Who referred the patient to your care? Was it her decision or someone else's? Why does she want help, was there a certain index event? What was her morning routine like before coming to the appointment? How was her mental status in your appointments? In a vacuum, in any diagnostic evaluation there's a ton of value itself in understanding why did they come to you now including when ego-dystonic vs syntonic features are involved

BTW get collateral.
 
2nd case, I would explore developmental concerns. I have a couple pts with OCD + comorbid ASD (level 1 support) that have similar presentations. Inflexible adherence to routines, ritualized behavior, and distress at changes can be part of insistence on sameness or RRBs in ASD.
 
In terms of minor nitpicking, they absolutely can be limited to particular times or places way more than others, though I agree that you should probably be looking for more than just one setting/situation. You might not see explicit thought type obsessions in a case like this so much as overwhelming feeling that something is disgusting/dirty/filthy/contaminated and has to be avoided/cleansed. It's a bit like just right OCD where there's often not much of a cognition there, more of an urge.
I generally think of OCPD patients as having extremely strong preferences for how things are done or arranged. They're often very high neuroticism and very high conscientiousness and prefer cleanliness/orderliness. That's how the brief description we were given sounds to me: the patient has ways she likes things done/arranged/separated at home but doesn't obsess over them, limited fear expression, and sounds like there's no repetition /hyper-specific-perfectionistic components (e.g. needs to be done X number of times, towel folded with ends absolutely precisely aligned, etc.), which is generally what leads to the functionally impairing time spent in behaviors, involved. In other words, I'm not clear that these are "compulsions" per se. But I'm also not an expert in this like you are, so very open to feedback if you disagree.

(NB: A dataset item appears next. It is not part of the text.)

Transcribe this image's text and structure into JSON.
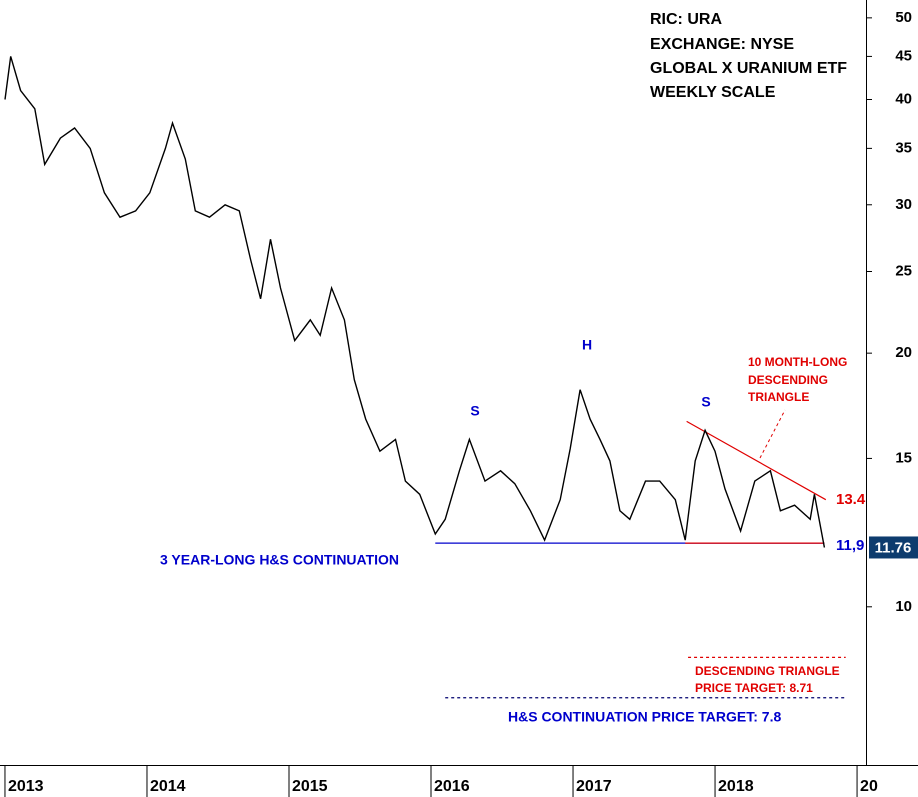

Related, I see a lot of patients who fit this description but don't meet all of the OCPD formal criteria. I usually conceptualize them best as just "very high/pathological neuroticism" (I guess could call it other OCRD) and still start with an SRI and refer for CBT (regular CBT more than ERP although often recommend NOCD since their therapists can do both.)
 
For the first case, I basically agree with everyone else. One thing I'd add that I don't think I saw explicitly is that treatment of Schizoaffective roughly covers treatment of Schizophrenia but doesn't always cover the potential BPAD or MDD components. So your task may be longitudinally meeting with the patient to monitor for concrete evidence of mood episodes, which might indicate a change (e.g. additional classes of medication) in management.
 
Thank you very much for your responses. I am continously learning new things from these insights.

@FlowRate Yes, I didn't get a sense that there was much of a repetitive component, if at all, to her behaviors. All of her "rituals" are directly related to her concerns of disrupting a clean place to rest at bedtime, and the tasks generally do not occupy more than a few minutes of her time.

@Transistor As mentioned above, therapist began seeing her first for symptoms and the therapist referred her to me because she felt that the patient might benefit from medications before starting exposure therapy. I looked over the therapist's intake to get a sense of why she sought care in the first place. It is not entirely clear from the notes, but her great distress when things go awry is mentioned. I will delve into this more in my next meeting.

Her MSE was generally unremarkable - well-groomed young Caucasian female who was cooperative, euthymic, appropriate affect, logical and linear. She appears to be fairly intelligent (attends college with good grades), perhaps somewhat shy and reserved but no overly awkward (or appearing to lack "theory of mind").

It is interesting to think about though. How would you formulate the case differently if she came of her accord - as opposed to being "brought in" by a third person - especially when certain ego-syntonic vs dystonic features are involved?